The committee held the hearing to gain insight into what committee Chairman Sen. Ron Johnson, R-Wis., called the “poisonous ideology” of ISIS and “how it results in the slaughter of innocents,” such as at the Pulse nightclub in Orlando, where an ISIS-inspired gunman killed 49 people and wounded scores more.
“[This] terrorist attack in Orlando continues the alarming trend of attacks on soft targets here in the U.S. and abroad,” Johnson said. “ISIS’ brutality towards women, homosexuals and other groups is overt, and these communities will continue to be vulnerable until ISIS is defeated.”
Murad, part of the non-Muslim Yazidi minority in Iraq and Syria, was forced by ISIS to become a sex slave when she was 19, she said.
“I was going to high school. I had dreams like every girl in the world. I wanted to become a teacher and build a family,” she told the Senate panel. “But our peaceful ways did not save us … The Yazidis were given a choice: convert or die.”
Although Murad was lucky enough to escape, she said that more than 3,000 Yazidis were slaughtered by ISIS in two weeks and that Yazidis in areas under ISIS control continue to be killed in what she called the “Holocaust genocide anew.”
Another witness at the hearing warned that ISIS’ failures on the battlefield in Syria and Iraq don’t undercut its ability to radicalize people around the world.
“The terror attack in Orlando shows that the group’s territorial losses over the past year have not diminished its appeal,” said Hassan Hassan, a resident fellow with the Tahrir Institute for Middle East Policy in Washington.
He said U.S. efforts to counter ISIS have treated the terrorist group “as a disease and not a symptom of broader problems that helped the group rise in the first place and will ensure it will survive the territorial losses.”

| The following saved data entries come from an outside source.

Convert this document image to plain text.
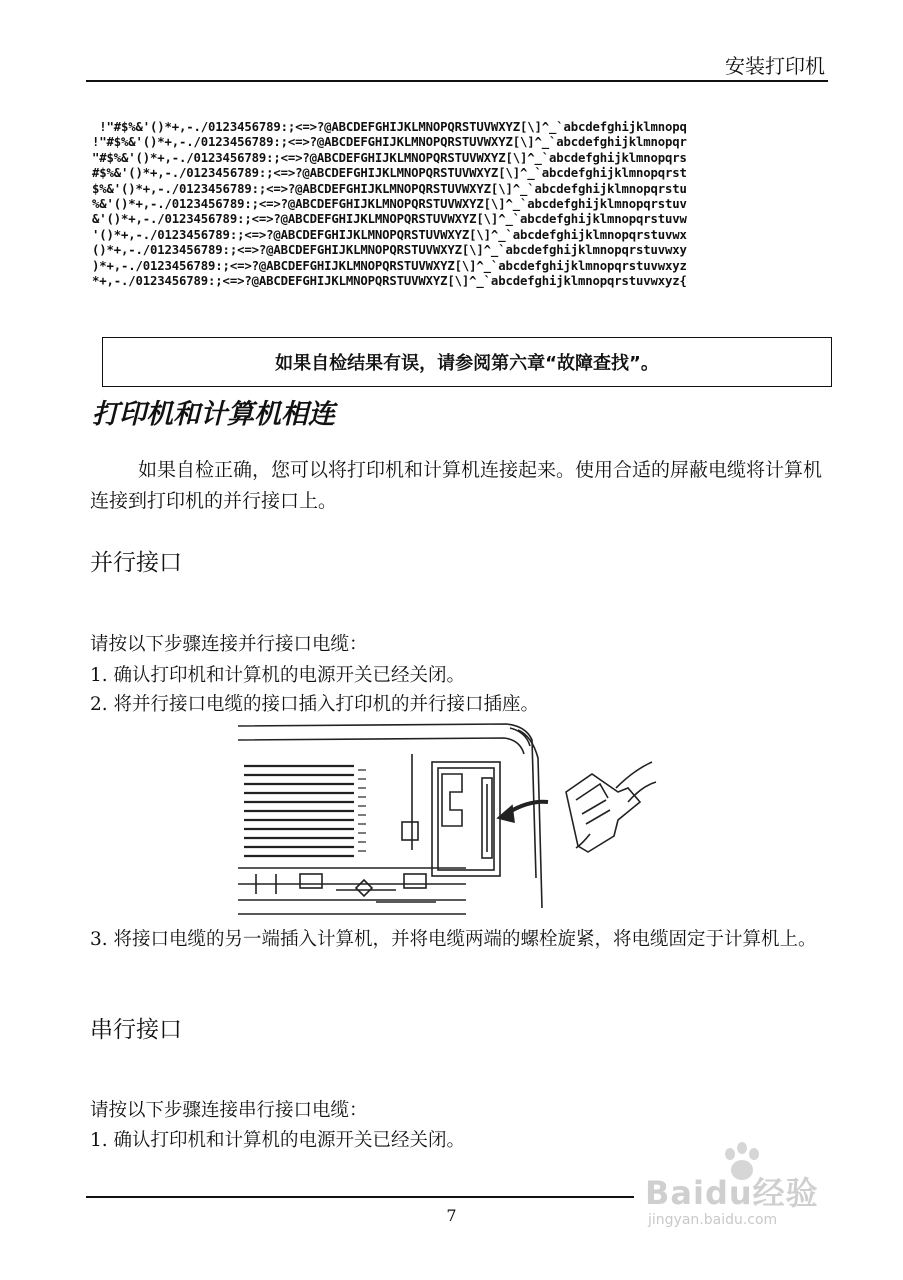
安装打印机
!"#$%&'()*+,-./0123456789:;<=>?@ABCDEFGHIJKLMNOPQRSTUVWXYZ[\]^_`abcdefghijklmnopq
!"#$%&'()*+,-./0123456789:;<=>?@ABCDEFGHIJKLMNOPQRSTUVWXYZ[\]^_`abcdefghijklmnopqr
"#$%&'()*+,-./0123456789:;<=>?@ABCDEFGHIJKLMNOPQRSTUVWXYZ[\]^_`abcdefghijklmnopqrs
#$%&'()*+,-./0123456789:;<=>?@ABCDEFGHIJKLMNOPQRSTUVWXYZ[\]^_`abcdefghijklmnopqrst
$%&'()*+,-./0123456789:;<=>?@ABCDEFGHIJKLMNOPQRSTUVWXYZ[\]^_`abcdefghijklmnopqrstu
%&'()*+,-./0123456789:;<=>?@ABCDEFGHIJKLMNOPQRSTUVWXYZ[\]^_`abcdefghijklmnopqrstuv
&'()*+,-./0123456789:;<=>?@ABCDEFGHIJKLMNOPQRSTUVWXYZ[\]^_`abcdefghijklmnopqrstuvw
'()*+,-./0123456789:;<=>?@ABCDEFGHIJKLMNOPQRSTUVWXYZ[\]^_`abcdefghijklmnopqrstuvwx
()*+,-./0123456789:;<=>?@ABCDEFGHIJKLMNOPQRSTUVWXYZ[\]^_`abcdefghijklmnopqrstuvwxy
)*+,-./0123456789:;<=>?@ABCDEFGHIJKLMNOPQRSTUVWXYZ[\]^_`abcdefghijklmnopqrstuvwxyz
*+,-./0123456789:;<=>?@ABCDEFGHIJKLMNOPQRSTUVWXYZ[\]^_`abcdefghijklmnopqrstuvwxyz{
如果自检结果有误，请参阅第六章“故障查找”。
打印机和计算机相连

如果自检正确，您可以将打印机和计算机连接起来。使用合适的屏蔽电缆将计算机连接到打印机的并行接口上。

并行接口
请按以下步骤连接并行接口电缆：
1. 确认打印机和计算机的电源开关已经关闭。
2. 将并行接口电缆的接口插入打印机的并行接口插座。
3. 将接口电缆的另一端插入计算机，并将电缆两端的螺栓旋紧，将电缆固定于计算机上。
串行接口
请按以下步骤连接串行接口电缆：
1. 确认打印机和计算机的电源开关已经关闭。
7
Baidu经验
jingyan.baidu.com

Hassan called on the United States to “acknowledge publicly that there are thousands of Syrians, including refugees in this country, [who] have helped the U.S. in its fight against the Islamic State” by, for example, providing information and intelligence to U.S. authorities.
“You can defeat the group in Raqqa, Mosul, Fallujah, but these defeats will remain tactical defeats unless the group is discredited by the same people it claims to represent,” he added.